Wow thanks for the kind words! I was noticing some visits to my blog lol. Love that CESG money! Great time to dump it in right now while the market is down too.
Great work, GYM. Rob is another of my fav bloggers!
Hi Rob, recently I started reading your post and subscribe as well. Very impressed.
Last 16 years our all RSP investment is in mutual funds -high MER. Pls. advise how and when to change my portfolio to low MER and better returns. Have certified financial planner from TD wealth to manage our funds, but very disappointed high MER.
Hi Punam, thanks for the kind words. Feel free to get in touch with me on my “contact” page and I can help you.
There are a few low cost options to consider:
1.) Stay with TD but insist on TD e-series funds (average MER around 0.40% for a balanced portfolio of four index funds).
2.) Open a discount brokerage account and invest in ETFs (I’m partial to the all-in-one ETFs like Vanguard’s VBAL or VGRO). You’ll pay an MER of 0.25%: https://boomerandecho.com/moving-to-questrade-investing-energy-stocks/
3.) Switch to a robo advisor like Wealthsimple who will manage, monitor, and automatically invest & rebalance your portfolio in low cost ETFs. They’ll charge a management fee of between 0.40% and 0.50%, depending on how much you have invested ($100,000 price break), plus the cost of the ETFs (another 0.15% or so): https://boomerandecho.com/how-to-transfer-your-rrsp-to-wealthsimple/
Thanks for this post and the reminder about the importance of rebalancing. I also use the TD e-series funds based on the Couch Potato model portfolios, and have been debating rebalancing by adding new funds in my TFSA over the past few months, vs. keeping a bit extra in an emergency fund in case of any COVID related unexpected expenses. I’ve been holding off on RESP contributions this year for the same reason. Do you have any thoughts on the value of adding fuel to investments vs. keeping a larger than usual portion of overall funds aside until the dust settles a bit?
Hi Robb,
In regards to RRSP’s. If you don’t contribute one year, does your contribution amount carry forward to future years? If you only contribute a portion of your allowed amount, does the unused amount carry over to future years?
Hi,
I am looking to invest 30,000 CAD in index funds with CA/US/International stock market but am a total newbie. Do I transfer the money into the TD Self Directed TFSA account and then click buy stocks and find my ticker?

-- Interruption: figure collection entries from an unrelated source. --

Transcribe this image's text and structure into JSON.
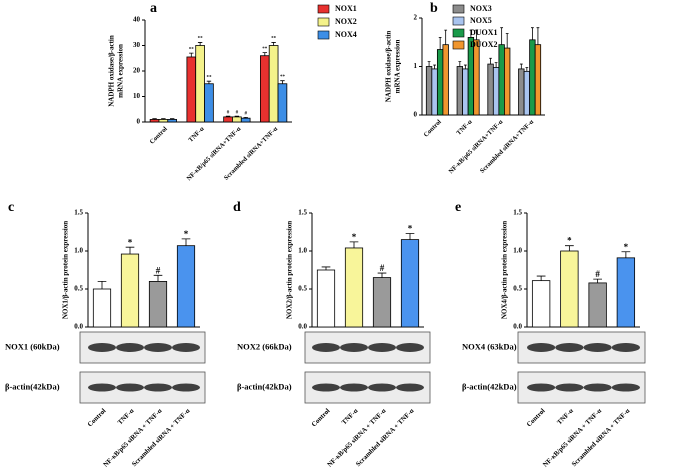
{
  "chart_data": [
    {
      "type": "bar",
      "label": "a",
      "ylabel": [
        "NADPH oxidase/β-actin",
        "mRNA expression"
      ],
      "categories": [
        "Control",
        "TNF-α",
        "NF-κB/p65 siRNA+TNF-α",
        "Scrambled siRNA+TNF-α"
      ],
      "series": [
        {
          "name": "NOX1",
          "color": "#e8312f",
          "values": [
            1,
            25.5,
            2,
            26
          ],
          "errors": [
            0.3,
            1.5,
            0.3,
            1.2
          ],
          "markers": [
            null,
            "**",
            "#",
            "**"
          ]
        },
        {
          "name": "NOX2",
          "color": "#f4f28a",
          "values": [
            1,
            30,
            2,
            30
          ],
          "errors": [
            0.3,
            1.2,
            0.3,
            1.2
          ],
          "markers": [
            null,
            "**",
            "#",
            "**"
          ]
        },
        {
          "name": "NOX4",
          "color": "#3d8ee6",
          "values": [
            1,
            15,
            1.5,
            15
          ],
          "errors": [
            0.3,
            1.0,
            0.3,
            1.2
          ],
          "markers": [
            null,
            "**",
            "#",
            "**"
          ]
        }
      ],
      "ylim": [
        0,
        40
      ],
      "yticks": [
        0,
        10,
        20,
        30,
        40
      ]
    },
    {
      "type": "bar",
      "label": "b",
      "ylabel": [
        "NADPH oxidase/β-actin",
        "mRNA expression"
      ],
      "categories": [
        "Control",
        "TNF-α",
        "NF-κB/p65 siRNA+TNF-α",
        "Scrambled siRNA+TNF-α"
      ],
      "series": [
        {
          "name": "NOX3",
          "color": "#8c8c8c",
          "values": [
            1.0,
            1.0,
            1.05,
            0.95
          ],
          "errors": [
            0.1,
            0.1,
            0.12,
            0.1
          ]
        },
        {
          "name": "NOX5",
          "color": "#a9c4ef",
          "values": [
            0.95,
            0.95,
            0.98,
            0.9
          ],
          "errors": [
            0.08,
            0.08,
            0.1,
            0.08
          ]
        },
        {
          "name": "DUOX1",
          "color": "#1a9a4a",
          "values": [
            1.35,
            1.6,
            1.45,
            1.55
          ],
          "errors": [
            0.25,
            0.15,
            0.35,
            0.25
          ]
        },
        {
          "name": "DUOX2",
          "color": "#f0962e",
          "values": [
            1.45,
            1.55,
            1.38,
            1.45
          ],
          "errors": [
            0.3,
            0.2,
            0.3,
            0.35
          ]
        }
      ],
      "ylim": [
        0,
        2
      ],
      "yticks": [
        0,
        1,
        2
      ]
    },
    {
      "type": "bar",
      "label": "c",
      "ylabel": [
        "NOX1/β-actin protein expression"
      ],
      "categories": [
        "Control",
        "TNF-α",
        "NF-κB/p65 siRNA + TNF-α",
        "Scrambled siRNA + TNF-α"
      ],
      "series": [
        {
          "colors": [
            "#ffffff",
            "#f8f59a",
            "#9a9a9a",
            "#4a93ee"
          ],
          "values": [
            0.5,
            0.96,
            0.6,
            1.07
          ],
          "errors": [
            0.1,
            0.09,
            0.08,
            0.09
          ],
          "markers": [
            null,
            "*",
            "#",
            "*"
          ]
        }
      ],
      "ylim": [
        0,
        1.5
      ],
      "yticks": [
        {
          "value": 0,
          "label": "0.0"
        },
        0.5,
        {
          "value": 1,
          "label": "1.0"
        },
        1.5
      ],
      "blots": [
        {
          "label": "NOX1 (60kDa)"
        },
        {
          "label": "β-actin(42kDa)"
        }
      ]
    },
    {
      "type": "bar",
      "label": "d",
      "ylabel": [
        "NOX2/β-actin protein expression"
      ],
      "categories": [
        "Control",
        "TNF-α",
        "NF-κB/p65 siRNA + TNF-α",
        "Scrambled siRNA + TNF-α"
      ],
      "series": [
        {
          "colors": [
            "#ffffff",
            "#f8f59a",
            "#9a9a9a",
            "#4a93ee"
          ],
          "values": [
            0.75,
            1.04,
            0.65,
            1.15
          ],
          "errors": [
            0.04,
            0.08,
            0.06,
            0.08
          ],
          "markers": [
            null,
            "*",
            "#",
            "*"
          ]
        }
      ],
      "ylim": [
        0,
        1.5
      ],
      "yticks": [
        {
          "value": 0,
          "label": "0.0"
        },
        0.5,
        {
          "value": 1,
          "label": "1.0"
        },
        1.5
      ],
      "blots": [
        {
          "label": "NOX2 (66kDa)"
        },
        {
          "label": "β-actin(42kDa)"
        }
      ]
    },
    {
      "type": "bar",
      "label": "e",
      "ylabel": [
        "NOX4/β-actin protein expression"
      ],
      "categories": [
        "Control",
        "TNF-α",
        "NF-κB/p65 siRNA + TNF-α",
        "Scrambled siRNA + TNF-α"
      ],
      "series": [
        {
          "colors": [
            "#ffffff",
            "#f8f59a",
            "#9a9a9a",
            "#4a93ee"
          ],
          "values": [
            0.61,
            1.0,
            0.58,
            0.91
          ],
          "errors": [
            0.06,
            0.07,
            0.05,
            0.08
          ],
          "markers": [
            null,
            "*",
            "#",
            "*"
          ]
        }
      ],
      "ylim": [
        0,
        1.5
      ],
      "yticks": [
        {
          "value": 0,
          "label": "0.0"
        },
        0.5,
        {
          "value": 1,
          "label": "1.0"
        },
        1.5
      ],
      "blots": [
        {
          "label": "NOX4 (63kDa)"
        },
        {
          "label": "β-actin(42kDa)"
        }
      ]
    }
  ]
}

If I rebalance annually, does it cost to sell with TD? It costs $10 per trade when purchasing, correct?
Do you manually add money to your portfolio every month and choose the ticker that is lagging behind? Is there a way to do it automatically e.g. $600 a month and automatically adds $200 each to each ticker, and then rebalance end of year?
Also, do you have a recommendation on an International ticker to look out for?
Your article has been the most clear and appreciate your time!